The real cost is cognitive
It is easy to describe this as a time problem. Too many meetings. Too many messages. Too much coordination.
That’s true, but it misses the deeper cost.
Focused work has a warm-up period. Your brain has to reload the problem, the constraints, the relevant details, and the half-formed ideas you were holding in mind. That state is fragile. It does not survive constant interruption very well.
Gloria Mark’s research at UC Irvine has shown that interrupted work comes with real costs: more stress, more frustration, more time pressure, and more effort. One widely cited finding from her research is that it can take around 23 minutes to return to a task after an interruption.
That number sounds extreme until you watch yourself work for a day. A message takes 30 seconds to answer, but the recovery is not 30 seconds. The damage is in the return. Stack enough interruptions together and the day becomes one long state of leaving and coming back.
This reminds me of Nassim Taleb’s idea of fragility: some things are harmed by disorder, shocks, and volatility. Deep work is fragile in exactly this way. It doesn’t need much to break. A few badly placed meetings, a few notifications, a few context switches, and the conditions that made the work possible are gone.
What seems to help
There is no perfect solution to this, especially if you work inside a company with its own meeting culture and expectations around responsiveness.
But a few things do seem to help.
The first is getting more accurate about where your time actually goes. You cannot improve a workday you are misremembering. Whether you use a notebook, calendar audit, or automatic time tracking, the useful move is the same: compare your story of the day with the day itself.
After that, the biggest gains usually come from subtraction rather than optimization.
- Fewer communication channels.
- Email checked at specific times instead of continuously.
- Longer blocks for work that actually requires thinking.
- Fewer meetings that exist only because nobody wants to decide asynchronously.
- Fewer decisions about what to do next.
The goal is not to build a perfect productivity system. That can become another form of managing work.
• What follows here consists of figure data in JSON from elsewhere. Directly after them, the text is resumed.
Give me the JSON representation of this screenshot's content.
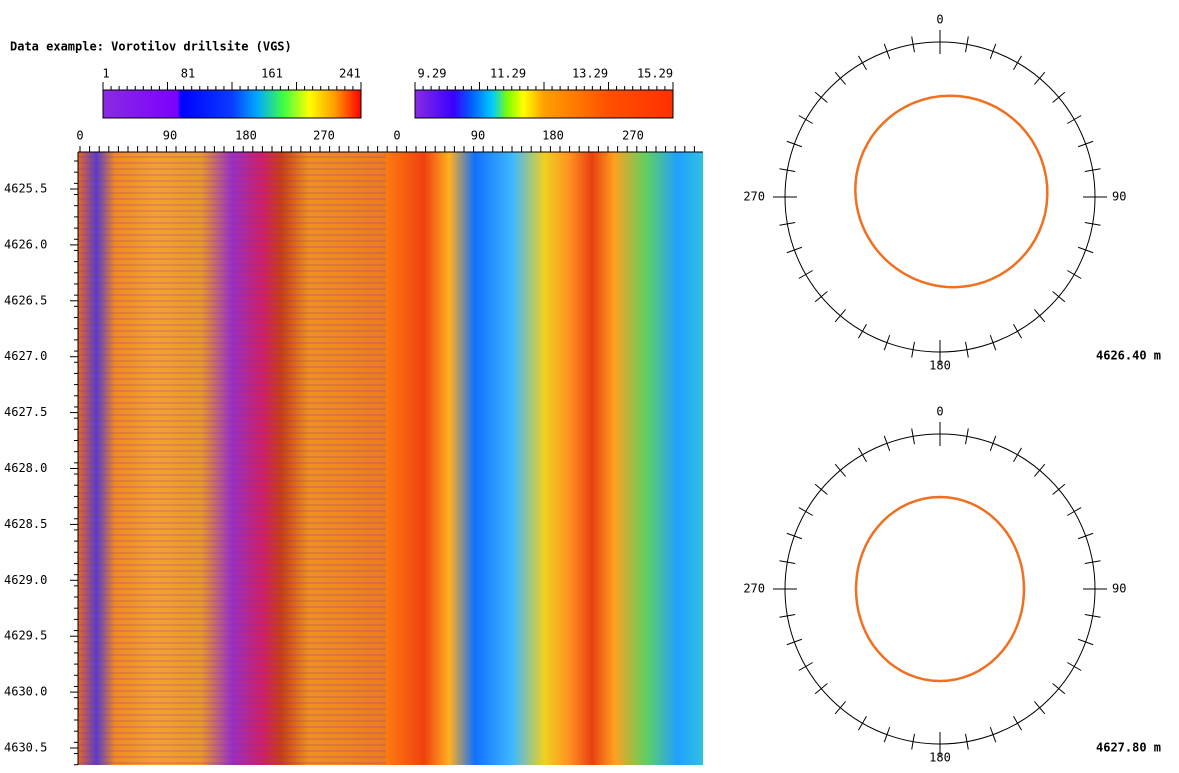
{
  "title": "Data example: Vorotilov drillsite (VGS)",
  "amplitude_scale": {
    "ticks": [
      "1",
      "81",
      "161",
      "241"
    ]
  },
  "traveltime_scale": {
    "ticks": [
      "9.29",
      "11.29",
      "13.29",
      "15.29"
    ]
  },
  "amplitude_azimuth_ticks": [
    "0",
    "90",
    "180",
    "270"
  ],
  "traveltime_azimuth_ticks": [
    "0",
    "90",
    "180",
    "270"
  ],
  "depth_ticks": [
    "4625.5",
    "4626.0",
    "4626.5",
    "4627.0",
    "4627.5",
    "4628.0",
    "4628.5",
    "4629.0",
    "4629.5",
    "4630.0",
    "4630.5"
  ],
  "cross_sections": [
    {
      "north": "0",
      "east": "90",
      "south": "180",
      "west": "270",
      "depth": "4626.40 m"
    },
    {
      "north": "0",
      "east": "90",
      "south": "180",
      "west": "270",
      "depth": "4627.80 m"
    }
  ]
}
The goal is to spend less mental energy arranging the work and more of it doing the work.
If you want a better framework for this, I think the books that change how you think about work are more useful than another app stack. Tools can help, but only after the underlying problem is clear.
Make peace with the truth
Most knowledge workers are not failing because they lack discipline. They are working inside systems that reward the appearance of progress more reliably than progress itself.
Companies measure the wrong things. Tools reward the wrong behaviors. The default workday gets chopped into pieces too small for the work that matters.
You may not be able to fix all of that. You probably can’t change the meeting culture by yourself, or remove the expectation that everyone should be available all the time.
But you can get honest about where your time goes. You can protect a few hours before the day gets eaten. You can remove some of the channels, rituals, and habits that make work feel productive while keeping the real work just out of reach.
That is a small step, but it is not a cosmetic one.
Because once you can see the difference between managing work and doing it, it becomes much harder to pretend they are the same thing.